Abstract:Meta-learning has been extensively applied in the domains of few-shot learning and fast adaptation, achieving remarkable performance. While Meta-learning methods like Model-Agnostic Meta-Learning (MAML) and its variants provide a good set of initial parameters for the model, the model still tends to learn shortcut features, which leads to poor generalization. In this paper, we propose the formal conception of "learn to learn more precisely", which aims to make the model learn precise target knowledge from data and reduce the effect of noisy knowledge, such as background and noise.
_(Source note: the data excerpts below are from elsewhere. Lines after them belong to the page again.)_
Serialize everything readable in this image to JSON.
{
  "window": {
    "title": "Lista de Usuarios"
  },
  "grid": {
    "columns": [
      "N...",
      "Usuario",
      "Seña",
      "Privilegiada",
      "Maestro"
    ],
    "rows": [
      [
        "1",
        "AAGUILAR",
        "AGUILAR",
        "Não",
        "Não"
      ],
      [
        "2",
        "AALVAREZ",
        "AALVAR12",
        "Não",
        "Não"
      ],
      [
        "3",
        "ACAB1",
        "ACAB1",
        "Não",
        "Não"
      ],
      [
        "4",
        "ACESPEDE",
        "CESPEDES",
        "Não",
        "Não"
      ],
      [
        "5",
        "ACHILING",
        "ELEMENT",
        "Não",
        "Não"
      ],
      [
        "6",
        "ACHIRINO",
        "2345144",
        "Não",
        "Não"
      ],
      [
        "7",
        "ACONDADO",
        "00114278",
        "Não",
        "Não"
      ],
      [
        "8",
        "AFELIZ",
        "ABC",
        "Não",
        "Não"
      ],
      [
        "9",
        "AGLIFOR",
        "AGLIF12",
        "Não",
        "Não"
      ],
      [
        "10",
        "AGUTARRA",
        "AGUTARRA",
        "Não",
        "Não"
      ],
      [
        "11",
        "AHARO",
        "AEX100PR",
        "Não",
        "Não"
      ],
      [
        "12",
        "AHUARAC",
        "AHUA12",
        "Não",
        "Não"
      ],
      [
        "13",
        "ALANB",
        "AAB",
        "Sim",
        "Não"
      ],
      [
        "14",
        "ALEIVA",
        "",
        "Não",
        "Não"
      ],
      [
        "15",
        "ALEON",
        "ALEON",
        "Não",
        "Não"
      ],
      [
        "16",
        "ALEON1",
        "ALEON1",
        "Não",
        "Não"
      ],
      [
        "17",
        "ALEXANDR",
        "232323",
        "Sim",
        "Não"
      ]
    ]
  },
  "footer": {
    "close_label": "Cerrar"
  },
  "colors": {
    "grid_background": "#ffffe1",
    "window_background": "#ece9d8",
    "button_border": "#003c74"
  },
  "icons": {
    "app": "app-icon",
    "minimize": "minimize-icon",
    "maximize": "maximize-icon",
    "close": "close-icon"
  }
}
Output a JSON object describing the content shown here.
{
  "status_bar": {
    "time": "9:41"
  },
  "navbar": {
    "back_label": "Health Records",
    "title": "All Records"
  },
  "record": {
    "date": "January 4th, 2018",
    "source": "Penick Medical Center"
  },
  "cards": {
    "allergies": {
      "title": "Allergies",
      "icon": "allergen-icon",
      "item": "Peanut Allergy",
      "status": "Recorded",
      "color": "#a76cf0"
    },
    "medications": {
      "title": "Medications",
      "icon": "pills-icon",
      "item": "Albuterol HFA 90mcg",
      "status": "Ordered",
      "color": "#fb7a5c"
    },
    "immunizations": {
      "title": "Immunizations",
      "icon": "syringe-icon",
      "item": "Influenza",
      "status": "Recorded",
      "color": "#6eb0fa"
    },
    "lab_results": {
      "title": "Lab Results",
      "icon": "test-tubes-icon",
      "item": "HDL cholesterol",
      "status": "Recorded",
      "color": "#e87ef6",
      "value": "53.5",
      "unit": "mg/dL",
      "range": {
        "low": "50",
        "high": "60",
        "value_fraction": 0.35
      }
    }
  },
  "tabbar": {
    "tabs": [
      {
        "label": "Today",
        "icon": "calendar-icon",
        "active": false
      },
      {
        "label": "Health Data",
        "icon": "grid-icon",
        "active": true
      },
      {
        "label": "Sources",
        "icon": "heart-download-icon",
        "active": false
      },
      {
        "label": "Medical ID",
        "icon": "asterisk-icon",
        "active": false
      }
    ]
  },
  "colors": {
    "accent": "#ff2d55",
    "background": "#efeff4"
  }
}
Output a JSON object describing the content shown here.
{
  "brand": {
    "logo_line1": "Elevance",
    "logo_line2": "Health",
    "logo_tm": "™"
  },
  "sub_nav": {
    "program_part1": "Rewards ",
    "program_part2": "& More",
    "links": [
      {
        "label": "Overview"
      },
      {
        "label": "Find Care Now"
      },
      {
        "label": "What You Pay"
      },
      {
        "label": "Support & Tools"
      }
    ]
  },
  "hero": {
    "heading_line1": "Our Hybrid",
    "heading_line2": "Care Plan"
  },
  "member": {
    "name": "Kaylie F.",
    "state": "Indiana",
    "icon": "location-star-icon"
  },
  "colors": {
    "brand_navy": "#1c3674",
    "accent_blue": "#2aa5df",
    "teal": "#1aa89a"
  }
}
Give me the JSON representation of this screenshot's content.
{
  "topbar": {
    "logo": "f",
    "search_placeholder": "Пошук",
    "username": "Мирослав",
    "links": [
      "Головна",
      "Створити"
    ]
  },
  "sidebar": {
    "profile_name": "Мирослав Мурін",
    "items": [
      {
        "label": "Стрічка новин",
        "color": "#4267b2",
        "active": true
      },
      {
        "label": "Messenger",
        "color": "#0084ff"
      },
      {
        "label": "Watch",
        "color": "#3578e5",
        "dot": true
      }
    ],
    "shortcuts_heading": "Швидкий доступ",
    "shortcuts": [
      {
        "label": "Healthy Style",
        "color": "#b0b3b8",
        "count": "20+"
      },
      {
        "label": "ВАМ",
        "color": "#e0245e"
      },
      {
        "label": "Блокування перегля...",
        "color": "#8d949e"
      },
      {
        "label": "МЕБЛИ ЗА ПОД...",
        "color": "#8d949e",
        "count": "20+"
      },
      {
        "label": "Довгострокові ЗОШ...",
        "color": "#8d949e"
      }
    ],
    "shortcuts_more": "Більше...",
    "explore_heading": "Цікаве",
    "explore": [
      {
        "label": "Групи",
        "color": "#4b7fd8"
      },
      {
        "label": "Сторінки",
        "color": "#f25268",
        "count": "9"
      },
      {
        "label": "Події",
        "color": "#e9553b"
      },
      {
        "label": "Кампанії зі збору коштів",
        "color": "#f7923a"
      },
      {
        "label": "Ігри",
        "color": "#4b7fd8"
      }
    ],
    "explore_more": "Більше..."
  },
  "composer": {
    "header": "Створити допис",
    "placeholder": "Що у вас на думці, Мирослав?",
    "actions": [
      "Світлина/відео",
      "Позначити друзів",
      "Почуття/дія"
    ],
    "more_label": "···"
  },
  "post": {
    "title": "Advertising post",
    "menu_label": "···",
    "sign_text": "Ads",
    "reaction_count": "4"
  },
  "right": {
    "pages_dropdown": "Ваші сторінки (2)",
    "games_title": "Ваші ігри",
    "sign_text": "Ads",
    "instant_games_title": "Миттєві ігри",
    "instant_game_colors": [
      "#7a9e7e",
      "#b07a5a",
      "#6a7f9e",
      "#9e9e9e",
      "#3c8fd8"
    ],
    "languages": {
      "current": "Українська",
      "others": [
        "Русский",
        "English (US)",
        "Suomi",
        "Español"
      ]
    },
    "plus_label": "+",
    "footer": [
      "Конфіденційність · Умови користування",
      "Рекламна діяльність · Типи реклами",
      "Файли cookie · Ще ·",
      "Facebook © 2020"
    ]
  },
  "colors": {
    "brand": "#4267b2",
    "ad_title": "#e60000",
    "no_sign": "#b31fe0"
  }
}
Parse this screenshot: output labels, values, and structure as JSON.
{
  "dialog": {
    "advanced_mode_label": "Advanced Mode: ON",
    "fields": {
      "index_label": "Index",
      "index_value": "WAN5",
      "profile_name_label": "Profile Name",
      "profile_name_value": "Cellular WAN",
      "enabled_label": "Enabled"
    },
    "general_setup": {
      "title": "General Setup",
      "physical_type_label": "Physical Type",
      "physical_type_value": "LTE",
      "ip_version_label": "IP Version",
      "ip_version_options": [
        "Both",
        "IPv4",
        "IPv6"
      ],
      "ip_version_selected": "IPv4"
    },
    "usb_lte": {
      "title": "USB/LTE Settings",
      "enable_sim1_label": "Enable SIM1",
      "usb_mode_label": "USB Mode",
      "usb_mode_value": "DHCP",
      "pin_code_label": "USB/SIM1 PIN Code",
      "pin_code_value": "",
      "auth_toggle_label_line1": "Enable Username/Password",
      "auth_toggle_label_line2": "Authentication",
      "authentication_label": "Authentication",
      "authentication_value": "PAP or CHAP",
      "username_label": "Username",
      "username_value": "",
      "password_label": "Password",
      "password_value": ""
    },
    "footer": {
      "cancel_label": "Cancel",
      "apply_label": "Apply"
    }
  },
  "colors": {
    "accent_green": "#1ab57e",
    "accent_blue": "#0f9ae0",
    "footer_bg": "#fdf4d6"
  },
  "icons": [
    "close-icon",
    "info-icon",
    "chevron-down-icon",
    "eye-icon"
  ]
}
To achieve this target, we proposed a simple and effective meta-learning framework named Meta Self-Distillation(MSD) to maximize the consistency of learned knowledge, enhancing the models' ability to learn precise target knowledge. In the inner loop, MSD uses different augmented views of the same support data to update the model respectively. Then in the outer loop, MSD utilizes the same query data to optimize the consistency of learned knowledge, enhancing the model's ability to learn more precisely. Our experiment demonstrates that MSD exhibits remarkable performance in few-shot classification tasks in both standard and augmented scenarios, effectively boosting the accuracy and consistency of knowledge learned by the model.